An example of a 10+(!) year technology lead is computational discrete topology. Every large-scale geospatial, graph, et al analysis system is based on it — you can’t build one without it — but there is virtually no literature on how it works and a practical expression of the theory is robustly non-obvious. The same few people continue research and design every kernel for companies/governments. AGI and autonomous systems specifically drive much demand for this tech currently, since it is needed to reason about relationships/behaviors in space-time at scale.
There is no company behind this tech currently but I’ve heard rumors of one being created. It could have a strong feedback loop, not just due to tech exclusivity but because a platform-level implementation would effectively provide a consensus model of physical reality for machines.
Tangentially, I am aware of AGI research programs working from first principles that have made impressive theoretical CS advances while completely under the radar. It is difficult to determine if any have 3+ year leads on any other program though since that assessment implies global visibility.

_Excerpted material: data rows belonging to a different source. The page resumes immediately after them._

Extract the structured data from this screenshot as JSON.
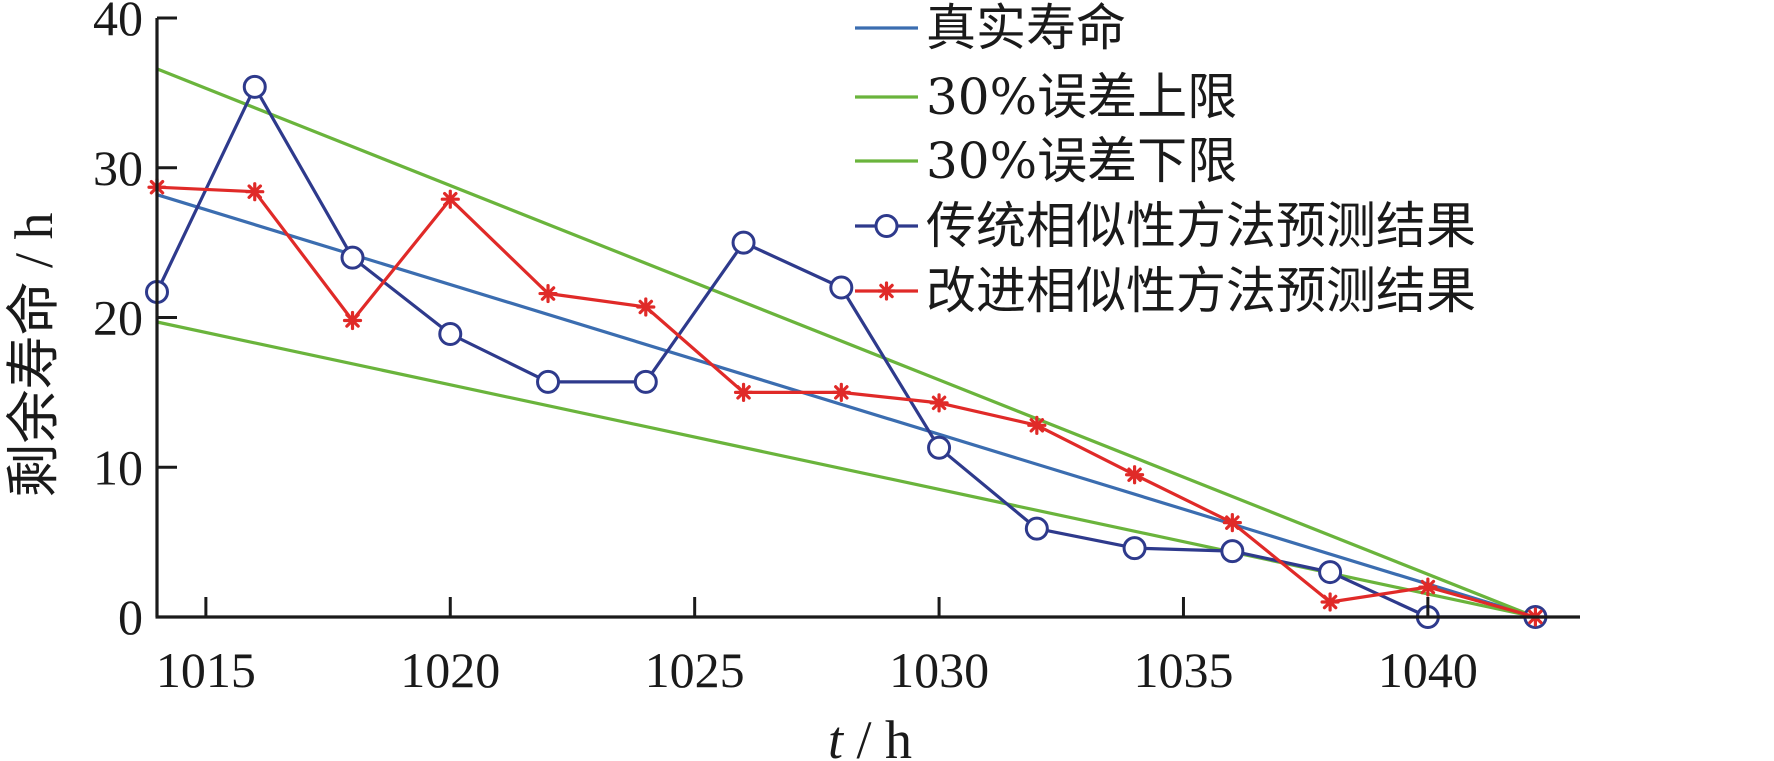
{
  "chart_data": {
    "type": "line",
    "title": "",
    "xlabel_var": "t",
    "xlabel_unit": " / h",
    "ylabel": "剩余寿命 / h",
    "xlim": [
      1014,
      1043
    ],
    "ylim": [
      0,
      40
    ],
    "xticks": [
      1015,
      1020,
      1025,
      1030,
      1035,
      1040
    ],
    "yticks": [
      0,
      10,
      20,
      30,
      40
    ],
    "grid": false,
    "legend_position": "top-right",
    "colors": {
      "true_life": "#3b6db0",
      "error_bound": "#6ab43c",
      "traditional": "#2e3a8c",
      "improved": "#e02a28"
    },
    "series": [
      {
        "name": "真实寿命",
        "style": "line",
        "color": "#3b6db0",
        "x": [
          1014,
          1042.2
        ],
        "y": [
          28.2,
          0
        ]
      },
      {
        "name": "30%误差上限",
        "style": "line",
        "color": "#6ab43c",
        "x": [
          1014,
          1042.2
        ],
        "y": [
          36.6,
          0
        ]
      },
      {
        "name": "30%误差下限",
        "style": "line",
        "color": "#6ab43c",
        "x": [
          1014,
          1042.2
        ],
        "y": [
          19.7,
          0
        ]
      },
      {
        "name": "传统相似性方法预测结果",
        "style": "line-circle",
        "color": "#2e3a8c",
        "x": [
          1014,
          1016,
          1018,
          1020,
          1022,
          1024,
          1026,
          1028,
          1030,
          1032,
          1034,
          1036,
          1038,
          1040,
          1042.2
        ],
        "y": [
          21.7,
          35.4,
          24.0,
          18.9,
          15.7,
          15.7,
          25.0,
          22.0,
          11.3,
          5.9,
          4.6,
          4.4,
          3.0,
          0.0,
          0.0
        ]
      },
      {
        "name": "改进相似性方法预测结果",
        "style": "line-star",
        "color": "#e02a28",
        "x": [
          1014,
          1016,
          1018,
          1020,
          1022,
          1024,
          1026,
          1028,
          1030,
          1032,
          1034,
          1036,
          1038,
          1040,
          1042.2
        ],
        "y": [
          28.7,
          28.4,
          19.8,
          27.9,
          21.6,
          20.7,
          15.0,
          15.0,
          14.3,
          12.8,
          9.5,
          6.3,
          1.0,
          2.0,
          0.0
        ]
      }
    ]
  }
}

Distinguishing between a technological lead and ineffective competition is also important. An example is database engine technology. Some proprietary databases are orders of magnitude more efficient/scalable than any open source comparable, which looks qualitative, but is widely recognized as a product of design quality rather than any technological lead. (see also: Google’s data infrastructure)
Seems untrue to me, and I've benchmarked dozens of databases for dozens of problems.